Engineered mesenchymal stromal cells with interleukin-1beta sticky-trap attenuate osteoarthritis in knee joints.

Abstract

Osteoarthritis (OA) is a common chronic inflammatory joint disease, in which innate immunity plays a pivotal role in pathogenesis. Anti-interleukin-1(IL-1) therapies have shown inconsistent results in clinical trials, potentially due to a mismatch in the spatial and temporal dynamics of interleukin-1beta (IL-1β) production and therapeutic interventions. To address this issue, we developed a novel IL-1β "sticky-trap" utilizing cell and gene-based technologies from our lab and evaluated its efficacy in reducing osteoarthritis progression using a murine destabilization of the medial meniscus (DMM) OA model and a compact bone-derived mesenchymal stromal cell (MSC)-based gene expression system. The extracellular domain of interleukin-1 receptor 2 (IL1R2) was employed to design the sticky IL1R2 trap (stkIL1R2). A murine compact bone-derived MSC line was engineered for gene delivery. Although stkIL1R2 was undetectable in the engineered MSC supernatants by enzyme-linked immunosorbent assay (ELISA) and Western blot, it was localized on the cell surface and extracellular matrix (ECM) and demonstrated specific binding to IL-1β using a fluorescent protein-fused binding assay. Doxycycline (Dox)-induced expression of stkIL1R2 significantly inhibited lipocalin-2 (LCN2) expression which is a biomarker of IL-1β activity. For in vivo experiments, 5 × 10⁴ Dox-inducible stkIL1R2f expressing MSCs were injected into the knee joints of DMM mice. Bioluminescence imaging revealed MSC survival in the knee joints for up to 7 weeks post-injection. Histological analyses at 10 weeks post-injection, including Safranin-O and Masson trichrome staining, showed that stkIL1R2 treated joints exhibited significantly less cartilage degradation and synovitis compared to controls, as assessed by Osteoarthritis Research Society International (OARSI) scoring of the femur, tibia, and synovium.

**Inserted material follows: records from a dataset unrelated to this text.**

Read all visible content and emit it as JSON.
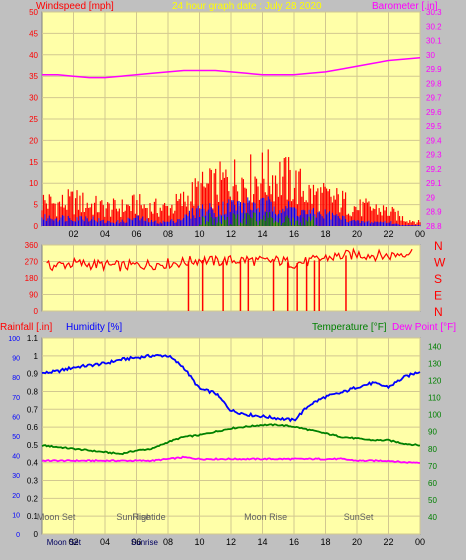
{
  "header": {
    "left_title": "Windspeed [mph]",
    "center_title": "24 hour graph date : July 28 2020",
    "right_title": "Barometer [.in]"
  },
  "lower_header": {
    "rainfall_label": "Rainfall [.in]",
    "humidity_label": "Humidity [%]",
    "temperature_label": "Temperature [°F]",
    "dewpoint_label": "Dew Point [°F]"
  },
  "colors": {
    "background": "#c0c0c0",
    "plot_bg": "#ffffa8",
    "grid": "#d2c890",
    "wind": "#ff0000",
    "gust_low": "#0000ff",
    "wind_green": "#008000",
    "barometer": "#ff00ff",
    "humidity": "#0000ff",
    "temperature": "#008000",
    "dewpoint": "#ff00ff",
    "rain": "#0000ff",
    "direction": "#ff0000"
  },
  "chart_data": [
    {
      "type": "line",
      "name": "wind-barometer",
      "xticks": [
        "02",
        "04",
        "06",
        "08",
        "10",
        "12",
        "14",
        "16",
        "18",
        "20",
        "22",
        "00"
      ],
      "xlim": [
        0,
        24
      ],
      "y_left": {
        "label": "Windspeed [mph]",
        "ylim": [
          0,
          50
        ],
        "ticks": [
          0,
          5,
          10,
          15,
          20,
          25,
          30,
          35,
          40,
          45,
          50
        ]
      },
      "y_right": {
        "label": "Barometer [.in]",
        "ylim": [
          28.8,
          30.3
        ],
        "ticks": [
          "28.8",
          "28.9",
          "29",
          "29.1",
          "29.2",
          "29.3",
          "29.4",
          "29.5",
          "29.6",
          "29.7",
          "29.8",
          "29.9",
          "30",
          "30.1",
          "30.2",
          "30.3"
        ]
      },
      "series": [
        {
          "name": "Barometer",
          "axis": "right",
          "x": [
            0,
            1,
            2,
            3,
            4,
            5,
            6,
            7,
            8,
            9,
            10,
            11,
            12,
            13,
            14,
            15,
            16,
            17,
            18,
            19,
            20,
            21,
            22,
            23,
            24
          ],
          "values": [
            29.86,
            29.86,
            29.85,
            29.84,
            29.84,
            29.85,
            29.86,
            29.87,
            29.88,
            29.89,
            29.89,
            29.89,
            29.88,
            29.87,
            29.86,
            29.86,
            29.86,
            29.87,
            29.88,
            29.9,
            29.92,
            29.94,
            29.96,
            29.97,
            29.98
          ]
        },
        {
          "name": "Wind gust",
          "axis": "left",
          "x": [
            0,
            1,
            2,
            3,
            4,
            5,
            6,
            7,
            8,
            9,
            10,
            11,
            12,
            13,
            14,
            15,
            16,
            17,
            18,
            19,
            20,
            21,
            22,
            23,
            24
          ],
          "values": [
            7,
            6,
            7,
            6,
            5,
            5,
            6,
            5,
            5,
            7,
            10,
            11,
            13,
            13,
            14,
            14,
            12,
            9,
            8,
            7,
            5,
            5,
            4,
            2,
            1
          ]
        },
        {
          "name": "Average wind",
          "axis": "left",
          "x": [
            0,
            1,
            2,
            3,
            4,
            5,
            6,
            7,
            8,
            9,
            10,
            11,
            12,
            13,
            14,
            15,
            16,
            17,
            18,
            19,
            20,
            21,
            22,
            23,
            24
          ],
          "values": [
            2,
            2,
            2,
            2,
            1,
            1,
            2,
            1,
            1,
            2,
            4,
            4,
            5,
            5,
            5,
            5,
            4,
            3,
            3,
            2,
            1,
            1,
            1,
            0,
            0
          ]
        }
      ]
    },
    {
      "type": "line",
      "name": "wind-direction",
      "xlim": [
        0,
        24
      ],
      "y_left": {
        "ylim": [
          0,
          360
        ],
        "ticks": [
          0,
          90,
          180,
          270,
          360
        ]
      },
      "y_right_labels": [
        "N",
        "W",
        "S",
        "E",
        "N"
      ],
      "series": [
        {
          "name": "Wind direction",
          "x": [
            0,
            1,
            2,
            3,
            4,
            5,
            6,
            7,
            8,
            9,
            10,
            11,
            12,
            13,
            14,
            15,
            16,
            17,
            18,
            19,
            20,
            21,
            22,
            23,
            24
          ],
          "values": [
            240,
            250,
            260,
            255,
            250,
            245,
            250,
            255,
            260,
            265,
            280,
            270,
            275,
            280,
            270,
            275,
            260,
            270,
            290,
            300,
            310,
            305,
            300,
            320,
            320
          ]
        }
      ]
    },
    {
      "type": "line",
      "name": "rain-humidity-temperature",
      "xticks": [
        "02",
        "04",
        "06",
        "08",
        "10",
        "12",
        "14",
        "16",
        "18",
        "20",
        "22",
        "00"
      ],
      "xlim": [
        0,
        24
      ],
      "y_rain": {
        "label": "Rainfall [.in]",
        "ylim": [
          0,
          1.1
        ],
        "ticks": [
          "0",
          "0.1",
          "0.2",
          "0.3",
          "0.4",
          "0.5",
          "0.6",
          "0.7",
          "0.8",
          "0.9",
          "1",
          "1.1"
        ]
      },
      "y_humidity": {
        "label": "Humidity [%]",
        "ylim": [
          0,
          100
        ],
        "ticks": [
          0,
          10,
          20,
          30,
          40,
          50,
          60,
          70,
          80,
          90,
          100
        ]
      },
      "y_temp": {
        "label": "Temperature [°F]",
        "ylim": [
          30,
          145
        ],
        "ticks": [
          40,
          50,
          60,
          70,
          80,
          90,
          100,
          110,
          120,
          130,
          140
        ]
      },
      "series": [
        {
          "name": "Humidity",
          "x": [
            0,
            1,
            2,
            3,
            4,
            5,
            6,
            7,
            8,
            9,
            10,
            11,
            12,
            13,
            14,
            15,
            16,
            17,
            18,
            19,
            20,
            21,
            22,
            23,
            24
          ],
          "values": [
            82,
            83,
            85,
            86,
            87,
            89,
            90,
            91,
            91,
            85,
            74,
            72,
            63,
            61,
            60,
            59,
            58,
            66,
            70,
            72,
            75,
            77,
            75,
            80,
            83
          ]
        },
        {
          "name": "Temperature",
          "x": [
            0,
            1,
            2,
            3,
            4,
            5,
            6,
            7,
            8,
            9,
            10,
            11,
            12,
            13,
            14,
            15,
            16,
            17,
            18,
            19,
            20,
            21,
            22,
            23,
            24
          ],
          "values": [
            82,
            81,
            80,
            79,
            78,
            77,
            79,
            80,
            84,
            87,
            88,
            90,
            92,
            93,
            94,
            94,
            93,
            91,
            89,
            87,
            86,
            85,
            85,
            83,
            82
          ]
        },
        {
          "name": "Dew Point",
          "x": [
            0,
            1,
            2,
            3,
            4,
            5,
            6,
            7,
            8,
            9,
            10,
            11,
            12,
            13,
            14,
            15,
            16,
            17,
            18,
            19,
            20,
            21,
            22,
            23,
            24
          ],
          "values": [
            73,
            73,
            73,
            73,
            73,
            73,
            73,
            73,
            74,
            75,
            74,
            74,
            74,
            74,
            74,
            74,
            74,
            74,
            74,
            74,
            73,
            73,
            73,
            72,
            72
          ]
        }
      ],
      "annotations": [
        {
          "text": "Moon Set",
          "x": 0.9
        },
        {
          "text": "SunRise",
          "x": 5.8
        },
        {
          "text": "Hightide",
          "x": 6.8
        },
        {
          "text": "Moon Rise",
          "x": 14.2
        },
        {
          "text": "SunSet",
          "x": 20.1
        }
      ],
      "bottom_labels": [
        "Moon Set",
        "Sunrise"
      ]
    }
  ]
}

Moreover, stkIL1R2 treatment reduced matrix metalloproteinases-13 (MMP-13) positive cells and collagen type II degradation in the affected joints. In conclusion, we developed a MSC line expressing an inducible IL1 sticky-trap, which localized to the cell surface and ECM and specifically bound IL-1β. These engineered MSCs survived in normal and DMM knee joints for up to 7 weeks and significantly delayed OA progression and inflammation in the murine model. This study introduces a promising therapeutic approach to combat OA progression.